I pondered Brown’s presentation on heroes and leadership as I listened to Royston’s eulogy. Royston’s daughter, my friend Amy Schildwachter shared “Peggy’s Lessons” at the memorial service. They are leadership lessons for us all. In part, they are: Find your passion and live it to the best of your ability. Make the most of your time and enjoy life. You catch more flies with honey than vinegar. Treat people the way you would want to be treated. When life hands you lemons, make lemonade. There's no use in complaining, it won't make things better. Give back and help others to change the world one small act at a time. Be grateful. Always do what you think is the right thing [even] when you think nobody is watching.
Carroll Hospice chaplain, Cantor Nancy Ginsburg beautifully sang much of her well-prepared memorial service and eulogy for Royston. Of course, it was only appropriate for Ginsburg to carefully prepare a “lesson plan” for Royston, a dedicated and celebrated school teacher of many years.
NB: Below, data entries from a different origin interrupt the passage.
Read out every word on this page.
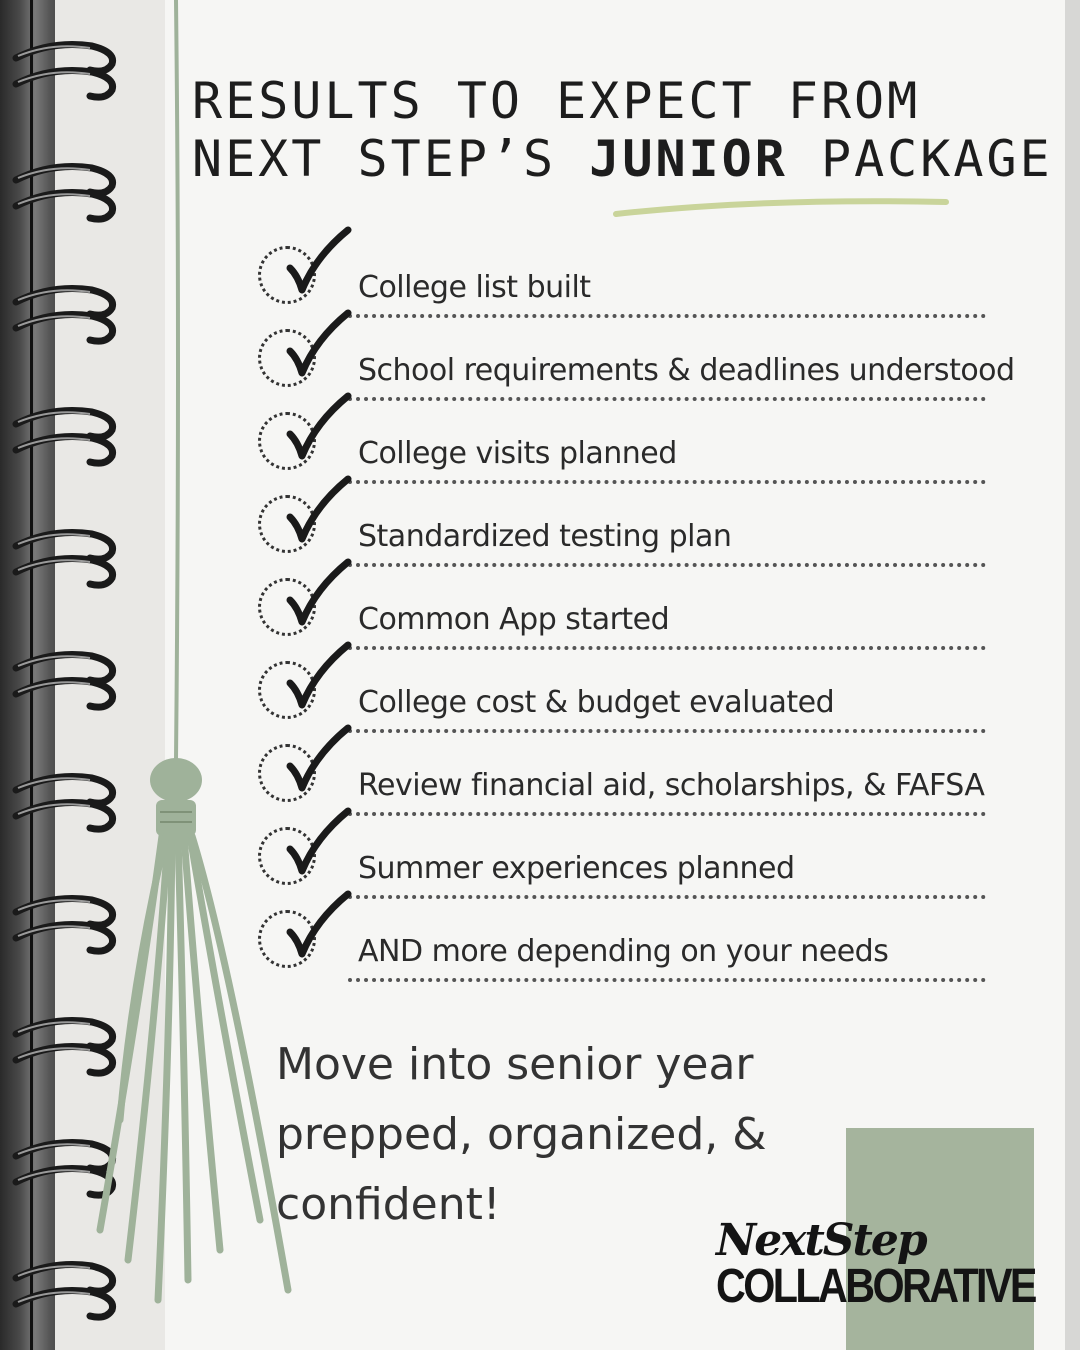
RESULTS TO EXPECT FROM
NEXT STEP’S JUNIOR PACKAGE
College list built
School requirements & deadlines understood
College visits planned
Standardized testing plan
Common App started
College cost & budget evaluated
Review financial aid, scholarships, & FAFSA
Summer experiences planned
AND more depending on your needs

Move into senior year
prepped, organized, &
confident!

NextStep
COLLABORATIVE
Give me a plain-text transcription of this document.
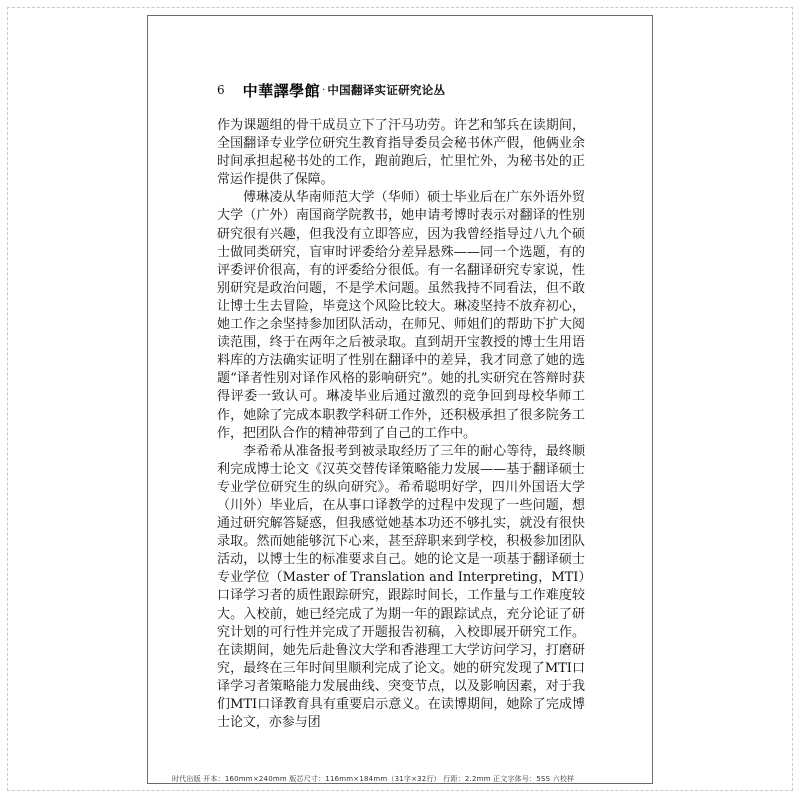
6 中華譯學館 · 中国翻译实证研究论丛

作为课题组的骨干成员立下了汗马功劳。许艺和邹兵在读期间，全国翻译专业学位研究生教育指导委员会秘书休产假，他俩业余时间承担起秘书处的工作，跑前跑后，忙里忙外，为秘书处的正常运作提供了保障。

傅琳凌从华南师范大学（华师）硕士毕业后在广东外语外贸大学（广外）南国商学院教书，她申请考博时表示对翻译的性别研究很有兴趣，但我没有立即答应，因为我曾经指导过八九个硕士做同类研究，盲审时评委给分差异悬殊——同一个选题，有的评委评价很高，有的评委给分很低。有一名翻译研究专家说，性别研究是政治问题，不是学术问题。虽然我持不同看法，但不敢让博士生去冒险，毕竟这个风险比较大。琳凌坚持不放弃初心，她工作之余坚持参加团队活动，在师兄、师姐们的帮助下扩大阅读范围，终于在两年之后被录取。直到胡开宝教授的博士生用语料库的方法确实证明了性别在翻译中的差异，我才同意了她的选题“译者性别对译作风格的影响研究”。她的扎实研究在答辩时获得评委一致认可。琳凌毕业后通过激烈的竞争回到母校华师工作，她除了完成本职教学科研工作外，还积极承担了很多院务工作，把团队合作的精神带到了自己的工作中。

李希希从准备报考到被录取经历了三年的耐心等待，最终顺利完成博士论文《汉英交替传译策略能力发展——基于翻译硕士专业学位研究生的纵向研究》。希希聪明好学，四川外国语大学（川外）毕业后，在从事口译教学的过程中发现了一些问题，想通过研究解答疑惑，但我感觉她基本功还不够扎实，就没有很快录取。然而她能够沉下心来，甚至辞职来到学校，积极参加团队活动，以博士生的标准要求自己。她的论文是一项基于翻译硕士专业学位（Master of Translation and Interpreting，MTI）口译学习者的质性跟踪研究，跟踪时间长，工作量与工作难度较大。入校前，她已经完成了为期一年的跟踪试点，充分论证了研究计划的可行性并完成了开题报告初稿，入校即展开研究工作。在读期间，她先后赴鲁汶大学和香港理工大学访问学习，打磨研究，最终在三年时间里顺利完成了论文。她的研究发现了MTI口译学习者策略能力发展曲线、突变节点，以及影响因素，对于我们MTI口译教育具有重要启示意义。在读博期间，她除了完成博士论文，亦参与团

时代出版 开本：160mm×240mm 版芯尺寸：116mm×184mm（31字×32行） 行距：2.2mm 正文字体号：5SS 六校样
Ginsburg herself is no stranger to working with heroes who serve as public servants. On April 10, she was one of several fire and police chaplains featured in a Baltimore Sun article by Nelson Coffin, “God's Squad: Baltimore County chaplains seek spiritual solace for cops and firefighters.” Ginsburg honorably serves as one of the “unpaid volunteer corps of 11 chaplains …” This is “a diverse group of men and women with one mission, whose mere presence can help lighten the mental anguish of those who enforce the law or fight fires and sometimes get caught in the emotional — and actual — crossfire when things go terribly wrong.”
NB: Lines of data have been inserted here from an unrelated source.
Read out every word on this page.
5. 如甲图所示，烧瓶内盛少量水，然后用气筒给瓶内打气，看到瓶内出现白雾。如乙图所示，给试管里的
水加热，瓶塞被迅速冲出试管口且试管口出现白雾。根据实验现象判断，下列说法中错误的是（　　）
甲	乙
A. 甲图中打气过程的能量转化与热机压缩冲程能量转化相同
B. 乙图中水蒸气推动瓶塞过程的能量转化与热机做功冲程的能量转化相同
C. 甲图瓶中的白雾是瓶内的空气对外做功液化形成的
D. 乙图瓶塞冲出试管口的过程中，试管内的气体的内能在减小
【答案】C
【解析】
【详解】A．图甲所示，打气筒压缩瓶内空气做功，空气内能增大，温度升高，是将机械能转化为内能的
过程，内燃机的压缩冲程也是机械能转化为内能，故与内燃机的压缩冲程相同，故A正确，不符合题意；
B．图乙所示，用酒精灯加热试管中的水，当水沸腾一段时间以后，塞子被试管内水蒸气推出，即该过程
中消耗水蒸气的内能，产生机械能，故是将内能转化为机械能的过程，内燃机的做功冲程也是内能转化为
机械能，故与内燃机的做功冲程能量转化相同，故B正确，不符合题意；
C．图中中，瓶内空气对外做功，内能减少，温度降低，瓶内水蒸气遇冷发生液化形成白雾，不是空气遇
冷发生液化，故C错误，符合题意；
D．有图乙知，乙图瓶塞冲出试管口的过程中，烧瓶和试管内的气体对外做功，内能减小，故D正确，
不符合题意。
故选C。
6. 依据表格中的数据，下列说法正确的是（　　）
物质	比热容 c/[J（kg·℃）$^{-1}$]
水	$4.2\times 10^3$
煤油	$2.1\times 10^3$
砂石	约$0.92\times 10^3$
On Sunday, Ginsburg shared that Royston “was born on Dec. 13, 1936 to Clayton and Anna Steinacker. She was the oldest of ten siblings. Things weren't always easy in the Steinacker household. Anna had 10 children in 12 years. … The family was very poor …
“In 1982 Peggy was diagnosed with Parkinson's disease, she was only 43 years old. She also had breast cancer. … But she did not let this stop her. She continued to teach [until] 1991 until her health made it impossible …
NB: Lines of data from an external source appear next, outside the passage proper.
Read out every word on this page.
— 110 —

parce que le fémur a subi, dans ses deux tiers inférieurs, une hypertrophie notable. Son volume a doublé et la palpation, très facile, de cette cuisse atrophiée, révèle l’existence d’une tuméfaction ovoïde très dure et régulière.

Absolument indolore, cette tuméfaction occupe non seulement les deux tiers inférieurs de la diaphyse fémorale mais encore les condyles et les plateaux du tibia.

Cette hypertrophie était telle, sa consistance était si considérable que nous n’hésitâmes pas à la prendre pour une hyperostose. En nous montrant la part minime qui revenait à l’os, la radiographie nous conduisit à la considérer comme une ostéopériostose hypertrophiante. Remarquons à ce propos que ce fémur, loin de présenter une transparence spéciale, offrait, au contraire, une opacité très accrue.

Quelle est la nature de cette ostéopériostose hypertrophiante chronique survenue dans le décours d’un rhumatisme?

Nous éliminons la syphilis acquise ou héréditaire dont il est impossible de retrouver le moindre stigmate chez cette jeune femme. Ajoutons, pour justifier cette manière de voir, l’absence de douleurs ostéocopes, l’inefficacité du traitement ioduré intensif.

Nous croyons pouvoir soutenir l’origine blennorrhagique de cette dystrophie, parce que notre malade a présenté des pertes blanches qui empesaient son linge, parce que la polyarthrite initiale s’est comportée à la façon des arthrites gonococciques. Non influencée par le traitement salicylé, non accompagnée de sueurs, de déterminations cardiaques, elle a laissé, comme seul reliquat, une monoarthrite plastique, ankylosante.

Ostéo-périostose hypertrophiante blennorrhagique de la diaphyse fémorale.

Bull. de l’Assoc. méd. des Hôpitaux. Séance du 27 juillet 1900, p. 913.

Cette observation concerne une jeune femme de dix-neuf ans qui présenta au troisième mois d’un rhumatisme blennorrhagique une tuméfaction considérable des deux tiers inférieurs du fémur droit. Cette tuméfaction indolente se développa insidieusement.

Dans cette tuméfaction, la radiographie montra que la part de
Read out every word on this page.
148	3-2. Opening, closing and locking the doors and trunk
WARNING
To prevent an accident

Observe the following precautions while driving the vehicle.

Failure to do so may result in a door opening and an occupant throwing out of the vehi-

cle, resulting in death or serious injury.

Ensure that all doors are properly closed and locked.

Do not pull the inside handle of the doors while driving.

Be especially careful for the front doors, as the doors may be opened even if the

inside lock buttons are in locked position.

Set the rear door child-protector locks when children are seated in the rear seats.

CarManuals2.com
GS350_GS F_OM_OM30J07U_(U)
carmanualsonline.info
“This is just a brief snapshot of this remarkable woman's life. There were two things important to Peggy; family and teaching. ... Like the matriarchs of the Bible, Peggy, too, was a caring and strong person, exerting a protective influence over her family, …This was not a hero you read about in some book. … She endured many hardships in her life and still held her head high and was not embittered by them. So, I guess in many ways she really was a hero, with bravery, tenacity, and courage beyond what many of us could do. …”
In the interest of full disclosure, I also serve as a volunteer fire and police chaplain. I am the elected chaplain of the Westminster Fire Engine and Hose Company No. 1 and the volunteer chaplain with the Maryland Troopers Association Lodge No. 20.